驅邪院符篆轉化的石殼,不是尋常手段能夠破的掉的,留著還能在他身不能動之時,將他肉身護持起來。
無視了圍在石崖上的一眾術士,他心念一動,眼前圓光浮現。
看著畫麵之中的小人參精,他麵色一沉,江水之中頓時傳來一陣異動。
一道模糊到看不清的光影,一閃而過。
與此同時,山林之中。
雙方好話說儘,卻是誰也沒有動作。
陣中男子看著周圍那愈發濃重的煙瘴,麵色陰沉的好似要滴出水來。
那少女的麵容,也沒有好到哪裡去,兩人剛才商議了半天,才決定認慫,沒想到外麵那些人還是不想放過他們。
“師兄”
男子抬了抬手止住了少女的話,他知道少女想說什麼。
但是此時就便是吃了這小人參精,也改變不了局勢,反而失去了一個籌碼。
他看了一眼少女,那陰沉的麵容之上閃過一絲柔色,緩緩開口道:
“等下我設法讓他們放你出去,記住,出去之後就跑,有多遠跑多遠。”
少女聞言一愣,隨後好像想到了什麼,麵色一白道:
“師兄!你!”
男子搖了搖頭,冷靜的道:
“我有秘術在身,鬼神怨氣一出,那些老怪物們很快就會趕來,他們不敢把我怎麼樣。”
說罷,他不待少女說話的,便高聲道:
“外麵的諸位,既然誰也信不過誰,那不如聽我一言如何?”
“你們先放我師妹出去,待師妹走遠之後,我便將這參精贈予諸位,如何?”
陣外,那天蒙山的領隊師兄聞言發出一聲冷笑,道:
“既然話都說到這份了,那便打開天窗說亮話。”
“甕中之鱉,你有什麼資格跟我談條件。”
陣中男子同樣發出一聲冷笑,沉聲道:
“你我本無什麼深仇大恨,要的不過是這參精。”
“真要逼得魚死網破,我耗儘一身修為,將這參精毀去還是做得到的。”
“我們活命,給你參精,技不如人我們認了。”
“但若真是傷了越東白家要參與選仙的嫡係小姐,魂燈追溯之下,你們以為自己能夠活得了?”

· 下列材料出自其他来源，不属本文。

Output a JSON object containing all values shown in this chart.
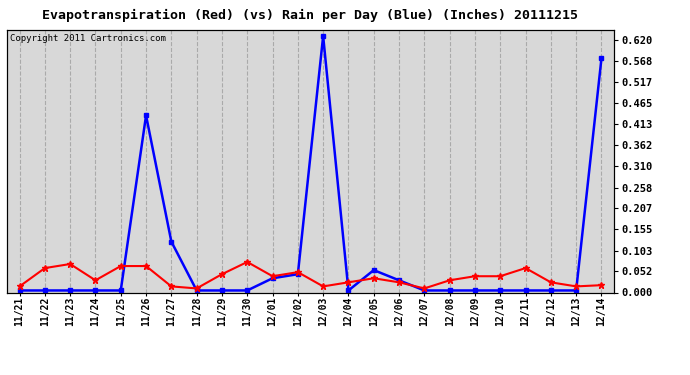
{
  "title": "Evapotranspiration (Red) (vs) Rain per Day (Blue) (Inches) 20111215",
  "copyright": "Copyright 2011 Cartronics.com",
  "x_labels": [
    "11/21",
    "11/22",
    "11/23",
    "11/24",
    "11/25",
    "11/26",
    "11/27",
    "11/28",
    "11/29",
    "11/30",
    "12/01",
    "12/02",
    "12/03",
    "12/04",
    "12/05",
    "12/06",
    "12/07",
    "12/08",
    "12/09",
    "12/10",
    "12/11",
    "12/12",
    "12/13",
    "12/14"
  ],
  "blue_data": [
    0.005,
    0.005,
    0.005,
    0.005,
    0.005,
    0.435,
    0.125,
    0.005,
    0.005,
    0.005,
    0.035,
    0.045,
    0.63,
    0.005,
    0.055,
    0.03,
    0.005,
    0.005,
    0.005,
    0.005,
    0.005,
    0.005,
    0.005,
    0.575
  ],
  "red_data": [
    0.015,
    0.06,
    0.07,
    0.03,
    0.065,
    0.065,
    0.015,
    0.01,
    0.045,
    0.075,
    0.04,
    0.05,
    0.015,
    0.025,
    0.035,
    0.025,
    0.01,
    0.03,
    0.04,
    0.04,
    0.06,
    0.025,
    0.015,
    0.018
  ],
  "y_ticks": [
    0.0,
    0.052,
    0.103,
    0.155,
    0.207,
    0.258,
    0.31,
    0.362,
    0.413,
    0.465,
    0.517,
    0.568,
    0.62
  ],
  "ylim": [
    0.0,
    0.645
  ],
  "blue_color": "#0000FF",
  "red_color": "#FF0000",
  "bg_color": "#FFFFFF",
  "plot_bg_color": "#D8D8D8",
  "grid_color": "#AAAAAA",
  "title_fontsize": 9.5,
  "copyright_fontsize": 6.5,
  "tick_fontsize": 7
}
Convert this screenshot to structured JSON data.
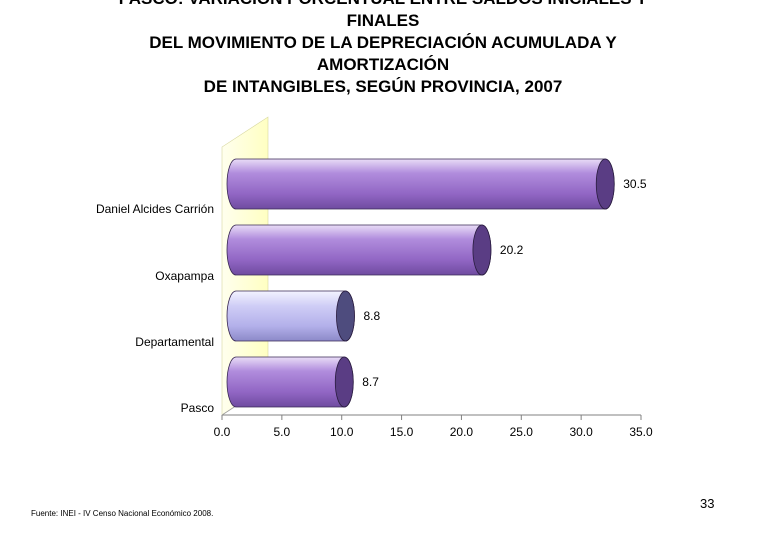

這段話讓天蒙山的幾個術士瞳孔一縮,連那領隊師兄臉上都是一變。
最小的那個少年更是忍不住開口問道:
“師兄,怎麼辦”
那師兄一臉陰晴不定,他千算萬算,都沒想到,白家竟然放一個要參與選仙的嫡係小姐,進這東南群山。
他們不都應該去大魏腹地養名望,以求入仙門的嗎?
他看著大陣有點拿不定主意,雖然那選仙之事,大部分人都當作是吳道子的一個騙局。
九年過去了,沒有出現一點動靜,甚至很多人都把它當作是一個謠言笑話。
但是架不住山門世家之內,有前輩相信。
動了一個世家精心培養的選仙苗子,這種後果他承擔不起。
魂燈追溯之下,隻需要白家一句話,天蒙山都會把他們塞進藥田當花肥。